Sementara itu, komentar Dimaz justru mempertanyakan logika “sukarela” yang bernilai jutaan.
“Sukarela kok sampai 1,5,” tulisnya dengan nada sindir.
Rangkaian komentar tersebut memperlihatkan satu pola yang sama: publik mempertanyakan batas antara sumbangan sukarela dan pungutan yang terasa wajib. Meski semua komentar bersifat opini pribadi, derasnya keluhan menunjukkan persoalan transparansi pembiayaan pendidikan yang semakin sulit diabaikan.

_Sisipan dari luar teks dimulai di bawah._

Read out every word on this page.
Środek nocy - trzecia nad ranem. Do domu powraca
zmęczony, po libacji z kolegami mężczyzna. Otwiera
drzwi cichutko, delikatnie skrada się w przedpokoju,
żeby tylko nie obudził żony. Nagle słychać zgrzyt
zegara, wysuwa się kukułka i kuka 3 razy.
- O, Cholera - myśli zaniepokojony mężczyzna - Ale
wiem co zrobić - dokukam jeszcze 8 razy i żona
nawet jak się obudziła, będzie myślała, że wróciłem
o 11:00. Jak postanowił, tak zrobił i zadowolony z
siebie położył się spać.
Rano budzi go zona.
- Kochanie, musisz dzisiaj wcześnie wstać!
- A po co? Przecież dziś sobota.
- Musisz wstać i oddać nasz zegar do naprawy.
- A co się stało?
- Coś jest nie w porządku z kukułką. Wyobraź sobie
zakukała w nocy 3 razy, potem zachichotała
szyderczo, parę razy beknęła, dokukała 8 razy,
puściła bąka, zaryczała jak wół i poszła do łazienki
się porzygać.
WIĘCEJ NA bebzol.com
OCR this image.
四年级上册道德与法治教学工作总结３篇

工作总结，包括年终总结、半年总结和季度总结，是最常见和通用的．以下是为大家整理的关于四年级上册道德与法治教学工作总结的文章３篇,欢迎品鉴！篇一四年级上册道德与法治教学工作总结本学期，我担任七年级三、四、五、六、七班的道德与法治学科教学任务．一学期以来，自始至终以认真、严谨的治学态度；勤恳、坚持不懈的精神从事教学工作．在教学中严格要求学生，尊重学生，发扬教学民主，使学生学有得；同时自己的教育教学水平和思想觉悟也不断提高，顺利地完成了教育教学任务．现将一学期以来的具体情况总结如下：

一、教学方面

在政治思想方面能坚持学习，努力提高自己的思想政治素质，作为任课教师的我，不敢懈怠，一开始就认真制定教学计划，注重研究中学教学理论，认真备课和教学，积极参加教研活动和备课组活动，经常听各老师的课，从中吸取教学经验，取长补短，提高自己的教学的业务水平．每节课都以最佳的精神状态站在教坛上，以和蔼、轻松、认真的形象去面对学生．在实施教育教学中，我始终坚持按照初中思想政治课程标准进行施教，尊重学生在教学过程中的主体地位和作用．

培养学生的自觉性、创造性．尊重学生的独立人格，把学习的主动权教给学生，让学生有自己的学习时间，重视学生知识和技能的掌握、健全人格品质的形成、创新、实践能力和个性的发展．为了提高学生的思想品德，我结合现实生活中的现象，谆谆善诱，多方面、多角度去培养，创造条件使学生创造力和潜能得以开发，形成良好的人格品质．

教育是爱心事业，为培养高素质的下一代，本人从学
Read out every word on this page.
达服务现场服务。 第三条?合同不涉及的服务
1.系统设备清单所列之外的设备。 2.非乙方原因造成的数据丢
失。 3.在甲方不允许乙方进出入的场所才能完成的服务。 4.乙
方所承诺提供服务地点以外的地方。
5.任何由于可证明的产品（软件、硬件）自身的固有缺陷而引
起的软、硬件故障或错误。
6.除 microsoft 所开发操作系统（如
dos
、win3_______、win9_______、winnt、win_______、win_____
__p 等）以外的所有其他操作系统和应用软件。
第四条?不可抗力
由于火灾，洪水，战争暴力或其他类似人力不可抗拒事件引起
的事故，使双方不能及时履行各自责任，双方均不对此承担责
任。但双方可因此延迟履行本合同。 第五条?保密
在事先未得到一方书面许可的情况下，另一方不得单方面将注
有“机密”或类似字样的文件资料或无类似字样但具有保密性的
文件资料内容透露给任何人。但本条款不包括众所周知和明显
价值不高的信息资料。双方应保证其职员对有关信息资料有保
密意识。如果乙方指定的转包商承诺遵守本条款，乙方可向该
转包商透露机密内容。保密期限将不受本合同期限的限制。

Di tengah sorotan publik, SMKN 2 Ponorogo kini berada dalam pusaran pertanyaan: apakah praktik pembiayaan yang terjadi telah sesuai regulasi, atau justru menciptakan jarak antara kebijakan pendidikan gratis dan realitas di lapangan?
Apa yang awalnya hanya satu komentar kini berubah menjadi gelombang kesaksian. Orang tua siswa satu per satu mengungkap pengalaman serupa: biaya jutaan rupiah di sekolah negeri.
Jika benar pendidikan negeri dirancang untuk terjangkau, maka cerita-cerita ini menimbulkan pertanyaan serius: siapa yang sebenarnya memikul beban biaya pendidikan?
Ketika istilah “sumbangan” berubah menjadi angka jutaan, publik mulai meragukan makna kata sukarela. Dan ketika keluhan datang dari banyak pihak, persoalan ini tak lagi bisa dianggap sebagai kesalahpahaman individual.